When land started moving to create Springfield Golf Course, archeologists were called to the scene. They discovered over a thousand artifacts that were already moved and no longer in context. More is left underground, including possible burial sites. The land has a rich tie to the many Native Americans who once gathered to the location as a trading center.

“A new campground would partially be located within their largest cultural site discovered to date in the upper Midwest,” said Keithahn.

Lincoln County commissioners listened and confirmed what they heard.

“Upon the time they purchased this thing that to go in and make this more or less an extension, good earth or that kind of stuff. That was what they publicly said. And then somewhere along the line, the dialogue changed,” confirmed Commissioner Jim Schmidt.

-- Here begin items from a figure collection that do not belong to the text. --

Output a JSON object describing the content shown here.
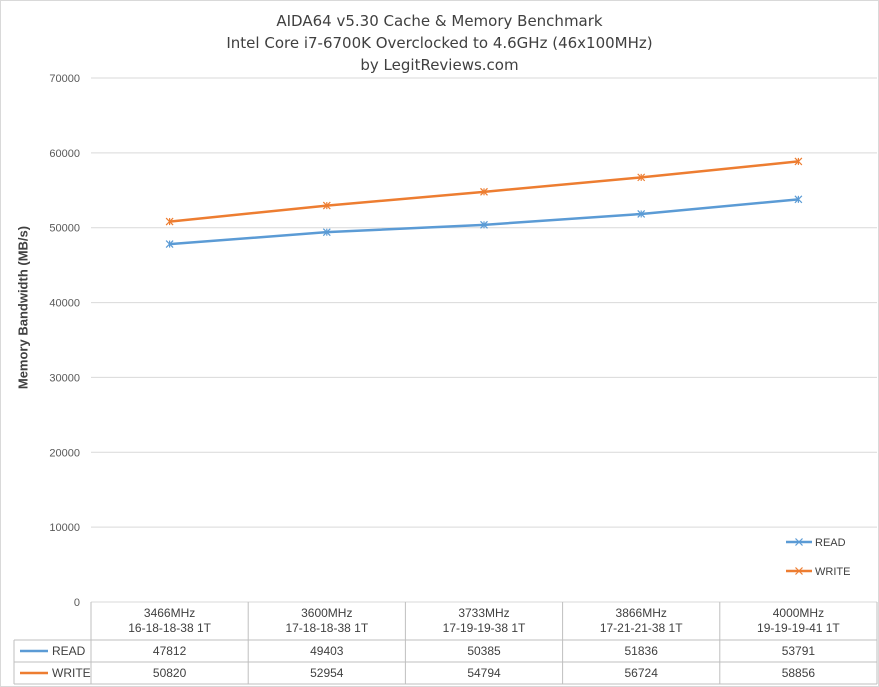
{
  "chart_data": {
    "type": "line",
    "title": "AIDA64 v5.30 Cache & Memory Benchmark",
    "subtitle": "Intel Core i7-6700K Overclocked to 4.6GHz (46x100MHz)",
    "subtitle2": "by LegitReviews.com",
    "xlabel": "",
    "ylabel": "Memory Bandwidth (MB/s)",
    "ylim": [
      0,
      70000
    ],
    "yticks": [
      0,
      10000,
      20000,
      30000,
      40000,
      50000,
      60000,
      70000
    ],
    "grid": true,
    "legend_position": "bottom-right",
    "categories": [
      [
        "3466MHz",
        "16-18-18-38 1T"
      ],
      [
        "3600MHz",
        "17-18-18-38 1T"
      ],
      [
        "3733MHz",
        "17-19-19-38 1T"
      ],
      [
        "3866MHz",
        "17-21-21-38 1T"
      ],
      [
        "4000MHz",
        "19-19-19-41 1T"
      ]
    ],
    "series": [
      {
        "name": "READ",
        "color": "#5b9bd5",
        "values": [
          47812,
          49403,
          50385,
          51836,
          53791
        ]
      },
      {
        "name": "WRITE",
        "color": "#ed7d31",
        "values": [
          50820,
          52954,
          54794,
          56724,
          58856
        ]
      }
    ]
  }
}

Several Commissioners voiced concerns about the location of the campground near the encircling 80 home neighborhood. Commissioners also came to understand that although they could make a statement regarding the commission’s concerns, reviewing a permit to build the campground was not in their scope of influence.

“The state doesn’t have to apply for a permit,” said commissioner Joel Arends. “They can just build it and you know of course they want this commission to be opposed to that.”

The commission will review the information provided today, and decide on a possible official statement next week.

“We want that support as we continue on the path of going to elected and nominated officials,” said Koopman.

With the stories we’re bringing you regarding Good Earth State Park, we offer input from South Dakota Game Fish and Parks as well.

After our last story aired on December 20th, we heard from Scott Simpson, Director of Parks and Recreation at South Dakota Game Fish and Parks, requesting an interview to provide additional insight. We responded with interview opportunities and were told the GF and P would be in touch when schedules were coordinated. Since then, there has been no further correspondence.